Лира выдаст его громким пением.
И от смертных восхитит бессмертного
Аполлон на Олимп торжествующий.
Под стихами стояла подпись «Д». Кто скрывался за этой буквой? Державин? Ничуть не бывало. Дельвиг. Это он первый поведал читающей публике о необычайном даровании друга.
Пушкин был смущён и растроган. Он ответил Дельвигу:
Спасибо за посланье,
Но что мне пользы в том?
На грешника потом
Ведь станут в посмеянье
Указывать перстом!..
О, Дельвиг! начертали
Мне Музы мой удел;
Но ты ль мои печали
Умножить захотел?
Вслед за Дельвигом и другие лицейские поэты высоко оценили Пушкина. «Дай бог ему успеха, — писал Илличевский. — Лучи славы его будут отсвечиваться и в его товарищах».
Слух о том, что в Царскосельском Лицее подрастает невиданный талант, быстро распространился за пределами Царского Села.
Осенью 1816 года член тайного общества офицер Лунин говорил французскому писателю Ипполиту Оже:
«Русский язык должен быть первым, когда он наконец установится… Карамзин, Батюшков, Жуковский, также и наше восходящее светило юноша Пушкин уже сделали некоторые попытки для обработки его».

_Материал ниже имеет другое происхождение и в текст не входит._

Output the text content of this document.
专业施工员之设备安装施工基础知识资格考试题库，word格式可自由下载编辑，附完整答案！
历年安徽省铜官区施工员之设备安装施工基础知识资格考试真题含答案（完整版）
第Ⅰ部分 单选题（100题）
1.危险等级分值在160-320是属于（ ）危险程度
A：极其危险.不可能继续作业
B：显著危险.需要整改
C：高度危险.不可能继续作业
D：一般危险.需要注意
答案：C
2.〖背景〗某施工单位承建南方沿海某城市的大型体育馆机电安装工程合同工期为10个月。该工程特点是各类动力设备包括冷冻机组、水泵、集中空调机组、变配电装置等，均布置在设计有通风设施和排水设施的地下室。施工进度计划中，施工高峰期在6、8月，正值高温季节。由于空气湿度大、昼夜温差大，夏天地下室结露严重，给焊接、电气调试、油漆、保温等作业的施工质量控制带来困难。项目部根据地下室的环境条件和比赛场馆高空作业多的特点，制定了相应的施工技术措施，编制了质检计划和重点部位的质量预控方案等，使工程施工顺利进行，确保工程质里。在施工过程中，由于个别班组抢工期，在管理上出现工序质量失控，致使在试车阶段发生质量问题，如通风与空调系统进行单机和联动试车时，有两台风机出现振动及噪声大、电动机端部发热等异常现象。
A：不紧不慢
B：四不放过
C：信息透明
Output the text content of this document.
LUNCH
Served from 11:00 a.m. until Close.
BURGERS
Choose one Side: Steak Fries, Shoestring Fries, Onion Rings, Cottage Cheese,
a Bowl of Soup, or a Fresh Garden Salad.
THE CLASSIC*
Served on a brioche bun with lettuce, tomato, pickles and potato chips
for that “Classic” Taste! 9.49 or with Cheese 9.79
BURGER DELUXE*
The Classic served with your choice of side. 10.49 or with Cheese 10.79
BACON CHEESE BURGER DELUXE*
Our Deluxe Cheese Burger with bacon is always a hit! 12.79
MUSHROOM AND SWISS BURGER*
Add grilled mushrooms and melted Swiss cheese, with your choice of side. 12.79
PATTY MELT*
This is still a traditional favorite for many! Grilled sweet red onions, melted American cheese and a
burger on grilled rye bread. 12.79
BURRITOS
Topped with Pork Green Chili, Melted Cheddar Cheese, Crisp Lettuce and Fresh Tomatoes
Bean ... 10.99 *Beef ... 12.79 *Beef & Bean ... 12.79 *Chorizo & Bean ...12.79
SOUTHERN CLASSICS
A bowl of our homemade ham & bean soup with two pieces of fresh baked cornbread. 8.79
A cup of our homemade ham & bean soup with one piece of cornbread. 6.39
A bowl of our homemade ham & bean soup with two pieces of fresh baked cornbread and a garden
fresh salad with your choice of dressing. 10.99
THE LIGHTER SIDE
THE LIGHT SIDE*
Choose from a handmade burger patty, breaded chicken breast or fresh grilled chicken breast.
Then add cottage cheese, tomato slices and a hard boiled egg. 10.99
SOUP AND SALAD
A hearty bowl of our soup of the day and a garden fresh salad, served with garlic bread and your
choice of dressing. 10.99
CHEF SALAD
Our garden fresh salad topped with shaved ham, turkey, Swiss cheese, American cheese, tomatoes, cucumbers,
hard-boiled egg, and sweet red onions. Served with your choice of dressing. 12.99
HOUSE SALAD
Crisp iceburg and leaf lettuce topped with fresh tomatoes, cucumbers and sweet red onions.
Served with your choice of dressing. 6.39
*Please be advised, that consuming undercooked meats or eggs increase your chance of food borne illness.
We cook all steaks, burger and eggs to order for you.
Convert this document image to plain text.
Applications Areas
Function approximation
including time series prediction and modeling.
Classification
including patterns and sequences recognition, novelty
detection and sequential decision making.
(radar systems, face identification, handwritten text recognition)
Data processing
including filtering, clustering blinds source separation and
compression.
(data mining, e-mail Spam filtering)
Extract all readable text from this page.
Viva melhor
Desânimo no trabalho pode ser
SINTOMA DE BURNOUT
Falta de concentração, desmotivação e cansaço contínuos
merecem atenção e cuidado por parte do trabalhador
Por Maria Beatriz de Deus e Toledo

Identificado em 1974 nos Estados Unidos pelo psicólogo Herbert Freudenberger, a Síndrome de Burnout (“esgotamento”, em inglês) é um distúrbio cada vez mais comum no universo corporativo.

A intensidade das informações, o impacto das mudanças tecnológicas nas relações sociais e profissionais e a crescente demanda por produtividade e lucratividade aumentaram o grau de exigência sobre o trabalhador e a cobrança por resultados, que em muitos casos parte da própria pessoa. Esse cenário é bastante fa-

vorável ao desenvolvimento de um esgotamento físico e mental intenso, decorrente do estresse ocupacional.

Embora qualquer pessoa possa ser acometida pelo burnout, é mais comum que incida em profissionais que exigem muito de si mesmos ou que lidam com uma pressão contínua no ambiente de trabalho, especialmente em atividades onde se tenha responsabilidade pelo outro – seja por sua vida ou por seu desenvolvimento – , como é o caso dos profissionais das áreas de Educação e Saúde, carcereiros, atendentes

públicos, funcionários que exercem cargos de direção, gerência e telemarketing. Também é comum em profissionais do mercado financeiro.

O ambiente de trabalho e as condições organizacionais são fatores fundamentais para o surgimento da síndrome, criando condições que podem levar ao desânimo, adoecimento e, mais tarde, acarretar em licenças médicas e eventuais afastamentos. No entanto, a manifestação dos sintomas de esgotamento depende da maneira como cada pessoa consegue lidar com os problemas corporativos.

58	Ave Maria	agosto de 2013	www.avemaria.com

В Москве Василий Львович Пушкин в собрании «Общества любителей российской словесности» читал стихи племянника. Вяземский писал Батюшкову: «Что скажешь о сыне Сергея Львовича? чудо и всё тут. Его Воспоминания вскружили нам голову с Жуковским. Какая сила, точность в выражении, какая твёрдая и мастерская кисть в картинах. Дай бог ему здоровия и учения и в нём прок и горе нам. Задавит, каналья!»
Жуковский прислал Пушкину в Лицей стихи с надписью: «Поэту-товарищу Ал. Серг. Пушкину от сочинителя». Это было всерьёз и с полнейшим уважением.
Пушкин знал, сколь большие надежды возлагают на него. Это волновало и радовало.
Чем же ознаменовать ему своё вступление в жизнь? Он начал большую комедию «Философ» и, перебирая тетради со стихами, вдруг подумал, что неплохо бы издать свои лицейские стихотворения.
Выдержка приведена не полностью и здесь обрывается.